Une conscience qui se contente d'imaginer et qui s'appuie sur des expériences sensorielles est en principe plus sûre qu'une autre, qui s'intéresse aux contenus des sciences spirituelles. Or, les phénomènes sensoriels sont tout de même tirés de notre propre vision. Mais si cette représentation, qui a besoin d'un contenu, est rapportée à des communications spirituelles, elle échappe à la propre vue d'ensemble et devient un enseignement valable qui, par la suite, se voit souvent défendu de manière dogmatique vers l'extérieur. C'est alors une sorte de « Tik-Tok » anthroposophique. Ce média Internet encourage notamment à interpréter la musique populaire avec des mouvements de bouche et des représentations en forme de danses. Beaucoup d'œuvres anthroposophiques secondaires imitent de manière comparable les déclarations de Rudolf Steiner sans forme d'exécution propre et y rajoutent des formes de jugement et de partialité.
L'ésotérisme de l'anthroposophie ne peut pas être saisi en termes de contenus. Il ne se prête pas à la forme de représentation. L'ésotérisme est une performance de formation de l'individu et ne peut être appréhendé qu’à l’instar d’une forme d'exécution du penser. Il s'agit d'un processus et non d'une connaissance coagulée. C'est pourquoi il est indisponible. Il ne peut pas être utilisé pour des raisonnements, des conclusions, des modèles de jugement ou simplement comme une base de connaissances. Ce serait une erreur naïvement réaliste. Il est la forme de vie spirituelle de l'anthroposophie, qui n'est expérimentable que dans la conscience méditative accomplie. Toutes les communications dites ésotériques ne peuvent et ne doivent donc pas être considérées (et diffusées) uniquement comme des contenus, mais elles servent avant tout à la formation, avant tout à l'apprentissage. En tant que contenus, ils peuvent offrir un élargissement de la perspective et du regard qui dépasse l'étroitesse de la vie de représentation habituelle. Ils peuvent, au sens de Goethe, sensibiliser l'observation en tant qu'organes de la vision contemplative immédiate[25] et ouvrir ainsi progressivement des niveaux d'expérience plus profonds. Ils peuvent aussi, par exemple dans l'agriculture biodynamique, avoir une signification pratique dans une relation spirituellement sensibilisée à la nature, l'attitude de l’âme étant, ici aussi, décisive.

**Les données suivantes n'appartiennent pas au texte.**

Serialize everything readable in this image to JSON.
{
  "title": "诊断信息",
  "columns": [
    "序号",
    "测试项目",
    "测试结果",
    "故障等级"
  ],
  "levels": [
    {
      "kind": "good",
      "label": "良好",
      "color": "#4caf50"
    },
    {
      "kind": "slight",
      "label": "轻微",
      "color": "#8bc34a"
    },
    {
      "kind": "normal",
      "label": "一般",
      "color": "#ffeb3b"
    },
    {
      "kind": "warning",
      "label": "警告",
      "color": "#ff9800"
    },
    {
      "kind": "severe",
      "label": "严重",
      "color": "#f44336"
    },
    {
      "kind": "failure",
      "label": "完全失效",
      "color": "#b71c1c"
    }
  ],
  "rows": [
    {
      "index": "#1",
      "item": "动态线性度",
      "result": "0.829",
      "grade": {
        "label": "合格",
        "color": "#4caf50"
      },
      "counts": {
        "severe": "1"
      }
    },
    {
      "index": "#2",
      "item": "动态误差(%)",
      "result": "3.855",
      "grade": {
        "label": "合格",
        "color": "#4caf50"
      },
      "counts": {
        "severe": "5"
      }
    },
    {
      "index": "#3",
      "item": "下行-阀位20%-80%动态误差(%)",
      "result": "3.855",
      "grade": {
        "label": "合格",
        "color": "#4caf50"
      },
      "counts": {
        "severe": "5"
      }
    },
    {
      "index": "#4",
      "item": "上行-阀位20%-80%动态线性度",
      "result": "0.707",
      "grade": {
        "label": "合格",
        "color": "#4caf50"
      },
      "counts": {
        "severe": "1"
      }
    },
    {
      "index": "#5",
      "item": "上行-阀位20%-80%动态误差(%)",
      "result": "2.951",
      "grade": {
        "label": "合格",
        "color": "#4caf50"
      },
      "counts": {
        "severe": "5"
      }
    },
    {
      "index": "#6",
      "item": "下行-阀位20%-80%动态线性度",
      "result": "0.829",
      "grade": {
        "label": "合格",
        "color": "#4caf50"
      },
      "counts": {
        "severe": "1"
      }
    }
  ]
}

Le terme d'ésotérisme nominaliste utilisé ici est en fait un oxymore dans le sens de ce qui a été exposé, à l'instar d'un « cri muet », d'une « chaleur froide » ou d'une « obscurité lumineuse ». L'ésotérisme est l'expression pour désigner une spiritualité accomplie, authentique, qui en fait coïncider la forme et le contenu et s'évapore dans l'esprit des gens dans le nominalisme de la conscience représentative.
Remarque complémentaire
La compréhension de l'anthroposophie présentée ici est essentiellement marquée par des rencontres biographiques précoces avec l'œuvre et la personne de Herbert Witzenmann. Plus que tout autre élève de Rudolf Steiner, Herbert Witzenmann défend une épistémologie à dimension spirituelle ou une spiritualité accessible par l'épistémologie. Je suis convaincu que l'approche qu'il a défendue, ainsi que celle d'autres personnalités, d'une ouverture épistémologique de l'anthroposophie est très décisive et durable pour le développement de celle-ci. Cette approche est essentielle à la pérennité de l'anthroposophie et à son influence et à son impact sur l'ensemble de la société. Les impulsions d'humanité émanant de l'anthroposophie sont, à mon avis, nécessaires et précieuses pour la société actuelle :
- Un respect de l'individualité spirituelle inhérente à chaque être humain,
- Une vision de l'être humain y est liée, favorisant et préservant la liberté en tant qu'être créatif,
- Une impulsion de formation de communauté non hiérarchique et pas uniquement basée sur le penser relativement aux convictions ou à la richesse de cœur,
- Une reconnaissance et un soin écologiquement conscients de l'environnement naturel,
- L’ouverture d'une perspective de sens spirituel universel.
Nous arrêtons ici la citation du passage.